Personal information
- Full name: Herbert William Chard
- Born: 17 October 1869 Westbury, Bristol, England
- Died: 9 January 1932 (aged 62) Cotham, Bristol, England
- Batting: Right-handed
- Bowling: Right-arm medium

Domestic team information
- 1889: Gloucestershire

Career statistics
| Competition | First-class |
| Matches | 2 |
| Runs scored | 35 |
| Batting average | 8.75 |
| 100s/50s | –/– |
| Top score | 32 |
| Balls bowled | 420 |
| Wickets | 3 |
| Bowling average | 45.33 |
| 5 wickets in innings | – |
| 10 wickets in match | – |
| Best bowling | 2/27 |
| Catches/stumpings | 3/– |
- Source: Cricinfo, 5 September 2012

= Herbert Chard =

English cricketer

Herbert William Chard (17 October 1869 – 9 January 1932) was an English cricketer. Chard was a right-handed batsman who bowled right-arm medium pace. He was born at Westbury, Bristol.
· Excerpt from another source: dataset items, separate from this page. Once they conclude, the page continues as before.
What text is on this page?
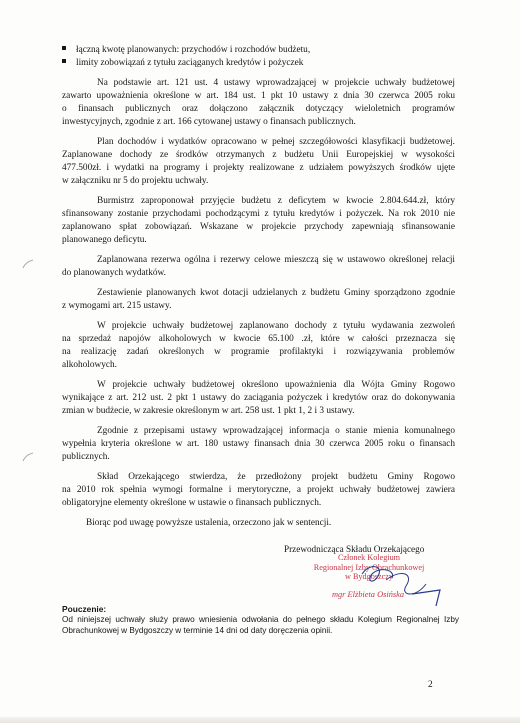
łączną kwotę planowanych: przychodów i rozchodów budżetu,
limity zobowiązań z tytułu zaciąganych kredytów i pożyczek
Na podstawie art. 121 ust. 4 ustawy wprowadzającej w projekcie uchwały budżetowej
zawarto upoważnienia określone w art. 184 ust. 1 pkt 10 ustawy z dnia 30 czerwca 2005 roku
o finansach publicznych oraz dołączono załącznik dotyczący wieloletnich programów
inwestycyjnych, zgodnie z art. 166 cytowanej ustawy o finansach publicznych.
Plan dochodów i wydatków opracowano w pełnej szczegółowości klasyfikacji budżetowej.
Zaplanowane dochody ze środków otrzymanych z budżetu Unii Europejskiej w wysokości
477.500zł. i wydatki na programy i projekty realizowane z udziałem powyższych środków ujęte
w załączniku nr 5 do projektu uchwały.
Burmistrz zaproponował przyjęcie budżetu z deficytem w kwocie 2.804.644.zł, który
sfinansowany zostanie przychodami pochodzącymi z tytułu kredytów i pożyczek. Na rok 2010 nie
zaplanowano spłat zobowiązań. Wskazane w projekcie przychody zapewniają sfinansowanie
planowanego deficytu.
Zaplanowana rezerwa ogólna i rezerwy celowe mieszczą się w ustawowo określonej relacji
do planowanych wydatków.
Zestawienie planowanych kwot dotacji udzielanych z budżetu Gminy sporządzono zgodnie
z wymogami art. 215 ustawy.
W projekcie uchwały budżetowej zaplanowano dochody z tytułu wydawania zezwoleń
na sprzedaż napojów alkoholowych w kwocie 65.100 .zł, które w całości przeznacza się
na realizację zadań określonych w programie profilaktyki i rozwiązywania problemów
alkoholowych.
W projekcie uchwały budżetowej określono upoważnienia dla Wójta Gminy Rogowo
wynikające z art. 212 ust. 2 pkt 1 ustawy do zaciągania pożyczek i kredytów oraz do dokonywania
zmian w budżecie, w zakresie określonym w art. 258 ust. 1 pkt 1, 2 i 3 ustawy.
Zgodnie z przepisami ustawy wprowadzającej informacja o stanie mienia komunalnego
wypełnia kryteria określone w art. 180 ustawy finansach dnia 30 czerwca 2005 roku o finansach
publicznych.
Skład Orzekającego stwierdza, że przedłożony projekt budżetu Gminy Rogowo
na 2010 rok spełnia wymogi formalne i merytoryczne, a projekt uchwały budżetowej zawiera
obligatoryjne elementy określone w ustawie o finansach publicznych.
Biorąc pod uwagę powyższe ustalenia, orzeczono jak w sentencji.
Przewodnicząca Składu Orzekającego
Członek Kolegium
Regionalnej Izby Obrachunkowej
w Bydgoszczy
mgr Elżbieta Osińska
Pouczenie:
Od niniejszej uchwały służy prawo wniesienia odwołania do pełnego składu Kolegium Regionalnej Izby
Obrachunkowej w Bydgoszczy w terminie 14 dni od daty doręczenia opinii.
2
Chard made two first-class appearances for Gloucestershire in 1889 against Surrey at The Oval and Sussex at the County Ground, Hove. He scored 35 runs at an average of 8.75, with a high score of 32, while with the ball he took 3 wickets at a bowling average of 45.33, with best figures of 2/27.

He died at Cotham, Bristol, on 9 January 1932.